Where to go? Think no further. Drive straight to Rockville 's Mosaic Cuisine & Cafe, because despite its puzzling name, Mosaic has a definite theme: waffles.

Waffles, waffles everywhere. It's a celebration of waffles, both sweet and savory, most presented as sandwiches, and all guaranteed to please and capture the imagination. What owner/chef Thierry Jugnet had in mind originally when he decided to put the waffle on a culinary pedestal is anyone's guess, but what he has fashioned out of a simple egg-and-flour batter are some truly memorable dishes.

The cafe is open from early morning until pretty late in the evening, and you can kick off the day with several breakfast waffle choices. The two sweet waffles include plain with syrup ($3.95) and a slightly fancier one with strawberries and caramel cream ($5.95).

Still in the breakfast mood, but wanting something sturdier? Jugnet offers several savory waffle sandwiches (Belgian waffles are split in half, horizontally), which are filled with eggs, eggs and bacon, or other savory fillings. These range in price from $5.75 for the plain waffle to $8.50 for a waffle with a smoked salmon and lemon-cheese sauce filling. My friend selected the Egg'n Bacon Savory Waffle, filled with scrambled eggs and maple-cured bacon. A little jug of maple syrup comes alongside.

Lunch specials

But if none of the breakfast varieties please, turn to the lunch menu. There you'll find even more waffle sandwiches, ranging in price from $6.99 to $8.75. Are these a gimmick? Maybe, but the corned beef waffle sandwich turns out to be a delicate and sophisticated interpretation of the classic deli corned beef sandwich, piled high with often-greasy slices of corned beef slathered in tons of mustard. Served with an unusual coleslaw of shredded cabbage and thinly sliced sweet bell peppers, all dressed with a sesame-oil based dressing, this is one memorable corned beef sandwich - no mustard needed.

Other savory waffle luncheon sandwiches include a roast beef served with red onion marmalade; grilled veggies; pecan-grape chicken salad; and tuna salad with provolone cheese.

But Mosaic is not just all about waffles: Jugnet gets serious about other dishes, too, and his assorted salads - including a saffron risotto salad with veggies and grilled chicken breast ($8.75) and a warm goat cheese cake salad over leaf lettuce and mesclun ($9.25) - should make lunchtime salad-eating take on new meaning.

Even more serious fare turns up on the dinner menu: boneless chicken Basquaise ($12.75) and a Parmesan-crusted pork medallion ($14.50) are among the full-course eats.

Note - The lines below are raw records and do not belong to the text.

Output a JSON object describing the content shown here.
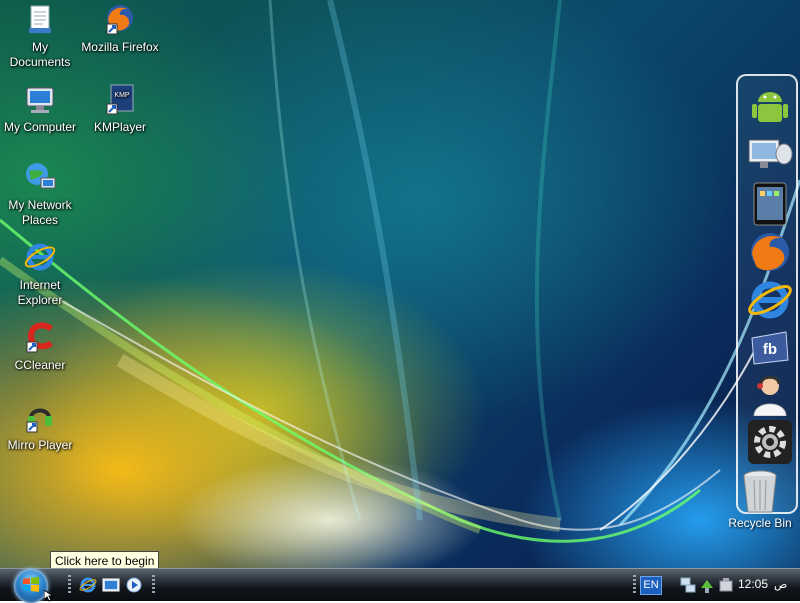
{
  "desktop": {
    "icons": [
      {
        "label": "My\nDocuments",
        "icon": "documents-icon"
      },
      {
        "label": "Mozilla Firefox",
        "icon": "firefox-shortcut-icon"
      },
      {
        "label": "My Computer",
        "icon": "computer-icon"
      },
      {
        "label": "KMPlayer",
        "icon": "kmplayer-shortcut-icon"
      },
      {
        "label": "My Network\nPlaces",
        "icon": "network-places-icon"
      },
      {
        "label": "Internet\nExplorer",
        "icon": "internet-explorer-icon"
      },
      {
        "label": "CCleaner",
        "icon": "ccleaner-shortcut-icon"
      },
      {
        "label": "Mirro Player",
        "icon": "mirro-player-shortcut-icon"
      }
    ]
  },
  "dock": {
    "items": [
      {
        "icon": "android-icon"
      },
      {
        "icon": "monitor-network-icon"
      },
      {
        "icon": "ipad-icon"
      },
      {
        "icon": "firefox-icon"
      },
      {
        "icon": "internet-explorer-icon"
      },
      {
        "icon": "facebook-icon"
      },
      {
        "icon": "support-agent-icon"
      },
      {
        "icon": "settings-gear-icon"
      }
    ],
    "recycle_bin": {
      "label": "Recycle Bin",
      "icon": "recycle-bin-icon"
    }
  },
  "tooltip": {
    "text": "Click here to begin"
  },
  "taskbar": {
    "start_button": {
      "icon": "windows-start-orb-icon"
    },
    "quick_launch": [
      {
        "icon": "internet-explorer-icon"
      },
      {
        "icon": "show-desktop-icon"
      },
      {
        "icon": "media-player-icon"
      }
    ],
    "language": "EN",
    "tray_icons": [
      "network-icon",
      "safely-remove-hardware-icon",
      "volume-icon"
    ],
    "clock": "12:05",
    "am_pm": "ص"
  },
  "colors": {
    "taskbar": "#11161c",
    "tooltip_bg": "#ffffe1",
    "accent_blue": "#2b82c9",
    "lang_bg": "#1b5fbf"
  }
}
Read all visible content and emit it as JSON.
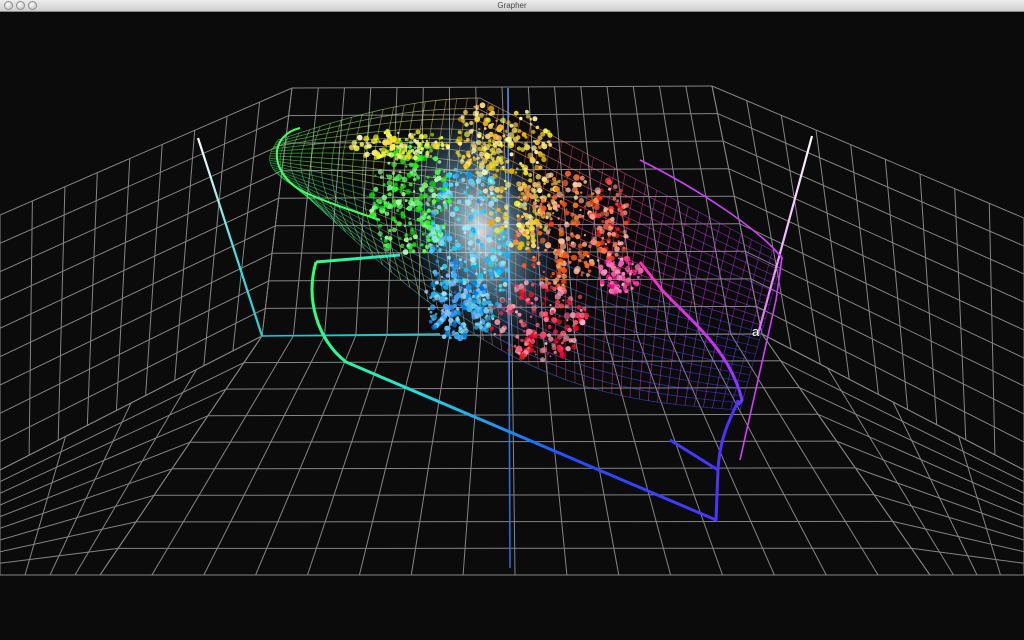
{
  "window": {
    "title": "Grapher"
  },
  "plot": {
    "background_color": "#0b0b0b",
    "grid_color": "#9a9a9a",
    "axis_label": "a"
  }
}
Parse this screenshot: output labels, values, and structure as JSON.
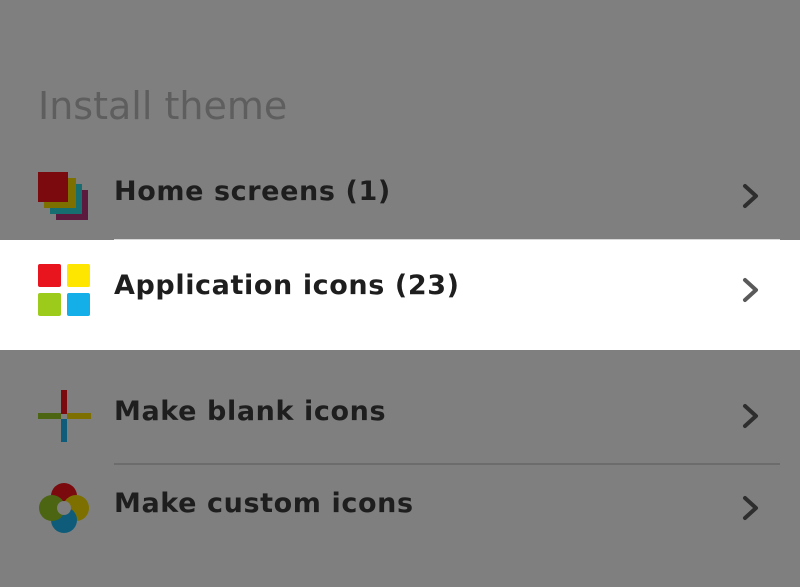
{
  "section": {
    "title": "Install theme"
  },
  "items": [
    {
      "label": "Home screens (1)",
      "icon": "layered-squares-icon",
      "chevron": "chevron-right-icon"
    },
    {
      "label": "Application icons (23)",
      "icon": "four-squares-icon",
      "chevron": "chevron-right-icon",
      "highlighted": true
    },
    {
      "label": "Make blank icons",
      "icon": "plus-cross-icon",
      "chevron": "chevron-right-icon"
    },
    {
      "label": "Make custom icons",
      "icon": "overlapping-circles-icon",
      "chevron": "chevron-right-icon"
    }
  ],
  "colors": {
    "overlay": "#7f7f7f",
    "highlight": "#ffffff",
    "label": "#1e1e1e",
    "title": "#5e5e5e",
    "red": "#e8141e",
    "yellow": "#ffe600",
    "green": "#9ccb1c",
    "blue": "#14aee8",
    "teal": "#138f93",
    "magenta": "#8c1b5e"
  }
}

And savory tortes with assorted fillings baked in a pastry crust ($12.95 to $13.95) should tempt just about anyone. But the kitchen slips in a few "wafflleissino" sandwiches for dinner, including the paprika-Parmesan chicken breast ($8.75).

The few desserts have a French accent, ranging from pot de créme to créme brulee, with the ubiquitous crêpes added for good measure. How could anyone ignore crêpes with strawberries and caramel sauce ($4.29)?

There's a trick to making these delicate pancake-like treats - cooking the batter fast and keeping it intact - and Jugnet has definitely mastered the skill.

In keeping with the Frenchness of the menu, the decor is as bright and sunny as a morning in Provence, accented by colorful prints. All this should make Washingtonians wistful on a gray spring morning.